The Company announced today that it began the launch of Esbriet in Canada on January 2. As communicated earlier, up to six months are needed to secure coverage for new medicines from the major private insurance companies in Canada and, on average, about 18 months are needed to secure reimbursement from all ten provincial governments that reimburse the majority of medicines in Canada.
Guidance for 2013 Revenue and Operating Expenses
The Company provided its forward-looking financial guidance for Esbriet revenue and operating expenses in 2013:
- Esbriet revenue: currently projected to be in a range of $40 to $70 million. This includes projected revenue in a range of $40 to $55 million in countries where Esbriet is currently launched ( Germany, France, Canada and seven mid-sized European countries), and projected revenue in a range of $0 to $15 million in countries where Esbriet pricing and reimbursement approval and launch is not yet concluded but is currently anticipated during 2013 ( Italy, UK, Spain and three mid-sized European countries). The guidance also accounts for the projected time needed to address regional and provincial reimbursement procedures in Italy, Spain and Canada before meaningful Esbriet revenues can be achieved in all regions or provinces in these countries.
- R&D expense: currently anticipated to be in a range of $100 to $120 million.
- SG&A expense: currently anticipated to be in a range of $145 to $165 million.
- Total Operating Expenses (R&D and SG&A): currently anticipated to be in a range of $245 to $285 million.

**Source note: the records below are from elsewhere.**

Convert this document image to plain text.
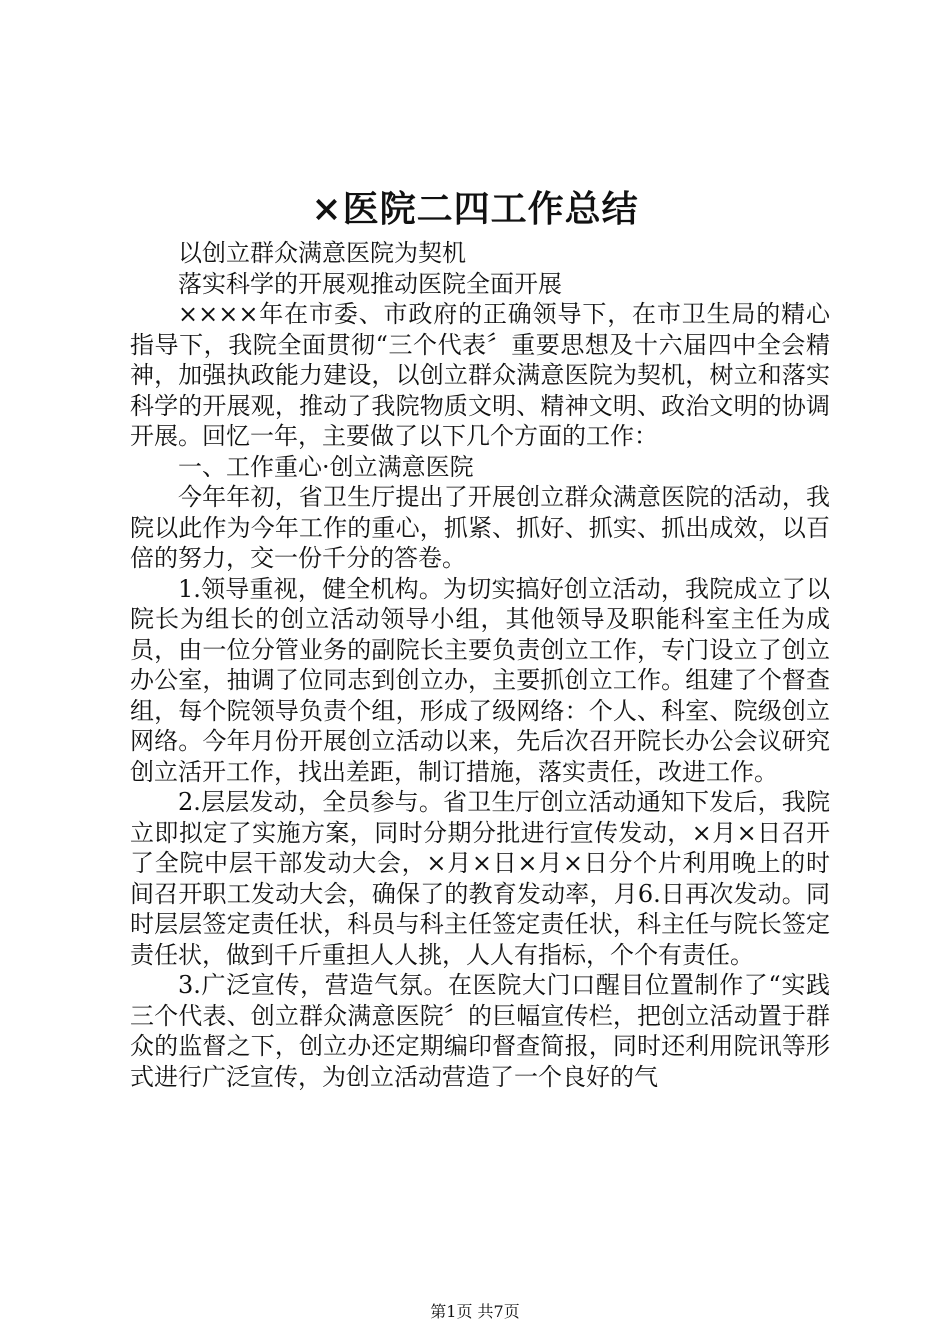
×医院二四工作总结

以创立群众满意医院为契机

落实科学的开展观推动医院全面开展

××××年在市委、市政府的正确领导下，在市卫生局的精心指导下，我院全面贯彻“三个代表〞重要思想及十六届四中全会精神，加强执政能力建设，以创立群众满意医院为契机，树立和落实科学的开展观，推动了我院物质文明、精神文明、政治文明的协调开展。回忆一年，主要做了以下几个方面的工作：

一、工作重心·创立满意医院

今年年初，省卫生厅提出了开展创立群众满意医院的活动，我院以此作为今年工作的重心，抓紧、抓好、抓实、抓出成效，以百倍的努力，交一份千分的答卷。

1.领导重视，健全机构。为切实搞好创立活动，我院成立了以院长为组长的创立活动领导小组，其他领导及职能科室主任为成员，由一位分管业务的副院长主要负责创立工作，专门设立了创立办公室，抽调了位同志到创立办，主要抓创立工作。组建了个督查组，每个院领导负责个组，形成了级网络：个人、科室、院级创立网络。今年月份开展创立活动以来，先后次召开院长办公会议研究创立活开工作，找出差距，制订措施，落实责任，改进工作。

2.层层发动，全员参与。省卫生厅创立活动通知下发后，我院立即拟定了实施方案，同时分期分批进行宣传发动，×月×日召开了全院中层干部发动大会，×月×日×月×日分个片利用晚上的时间召开职工发动大会，确保了的教育发动率，月6.日再次发动。同时层层签定责任状，科员与科主任签定责任状，科主任与院长签定责任状，做到千斤重担人人挑，人人有指标，个个有责任。

3.广泛宣传，营造气氛。在医院大门口醒目位置制作了“实践三个代表、创立群众满意医院〞的巨幅宣传栏，把创立活动置于群众的监督之下，创立办还定期编印督查简报，同时还利用院讯等形式进行广泛宣传，为创立活动营造了一个良好的气

第1页 共7页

ASCEND is a multinational, randomized, double-blind, placebo controlled Phase 3 trial designed to evaluate the safety and efficacy of Esbriet® (pirfenidone) in IPF patients with mild to moderate impairment in lung function. Patients
are randomly assigned 1:1 to receive oral pirfenidone (2403 mg/day) or placebo. The primary endpoint is change in percent predicted forced vital capacity (FVC), with the primary outcome analysis a Rank ANCOVA at Week 52. The magnitude of effect will also be presented on a categorical basis as the proportion of patients with decrements of less than 0% or greater than 10% at pre-specified study time points. The study was conservatively powered by estimating the treatment effect size of pirfenidone based on the results of the intent-to-treat analysis of the pooled results of the two CAPACITY Phase 3 studies.

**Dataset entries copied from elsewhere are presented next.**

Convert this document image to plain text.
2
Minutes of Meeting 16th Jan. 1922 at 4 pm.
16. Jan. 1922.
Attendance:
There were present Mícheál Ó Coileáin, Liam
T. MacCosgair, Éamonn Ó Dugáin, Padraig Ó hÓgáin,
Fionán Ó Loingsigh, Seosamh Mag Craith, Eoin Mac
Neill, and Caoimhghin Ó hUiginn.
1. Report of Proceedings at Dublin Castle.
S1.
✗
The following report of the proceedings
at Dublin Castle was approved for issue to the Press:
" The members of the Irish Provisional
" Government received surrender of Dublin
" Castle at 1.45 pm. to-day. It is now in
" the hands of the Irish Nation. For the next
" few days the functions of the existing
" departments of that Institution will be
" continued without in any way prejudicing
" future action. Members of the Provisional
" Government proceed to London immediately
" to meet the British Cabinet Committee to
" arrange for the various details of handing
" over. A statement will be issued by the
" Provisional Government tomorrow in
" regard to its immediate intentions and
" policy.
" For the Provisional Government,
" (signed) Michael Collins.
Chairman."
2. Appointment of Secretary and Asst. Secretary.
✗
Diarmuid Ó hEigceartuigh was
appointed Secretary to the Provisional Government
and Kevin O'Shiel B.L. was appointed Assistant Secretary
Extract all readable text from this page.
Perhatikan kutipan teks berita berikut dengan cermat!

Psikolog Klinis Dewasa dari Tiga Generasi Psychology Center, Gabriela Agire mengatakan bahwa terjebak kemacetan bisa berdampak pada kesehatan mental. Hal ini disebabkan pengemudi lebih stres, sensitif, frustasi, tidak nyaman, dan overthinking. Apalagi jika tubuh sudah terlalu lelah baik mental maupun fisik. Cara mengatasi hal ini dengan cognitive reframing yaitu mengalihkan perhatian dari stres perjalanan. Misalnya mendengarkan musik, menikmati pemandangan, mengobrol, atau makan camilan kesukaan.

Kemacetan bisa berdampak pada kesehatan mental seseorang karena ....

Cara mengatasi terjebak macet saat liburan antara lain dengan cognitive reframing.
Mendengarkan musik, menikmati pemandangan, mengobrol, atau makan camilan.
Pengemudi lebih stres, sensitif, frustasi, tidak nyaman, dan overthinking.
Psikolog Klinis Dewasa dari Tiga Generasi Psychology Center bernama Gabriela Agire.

Key secondary endpoints include change in six-minute walk test (6MWT) distance and progression-free survival, which will be based on the earliest of time to death, FVC decrement of 10% or greater, or decrement in 6MWT distance of 50 meters or more. Additional secondary endpoints in ASCEND include all-cause mortality and on-treatment IPF-related deaths (both evaluated independently in ASCEND as well as pooled with the previous CAPACITY data), and dyspnea. Based on the relatively low mortality rate in this patient population, ASCEND is not powered for the mortality endpoint, even after pooling with CAPACITY data.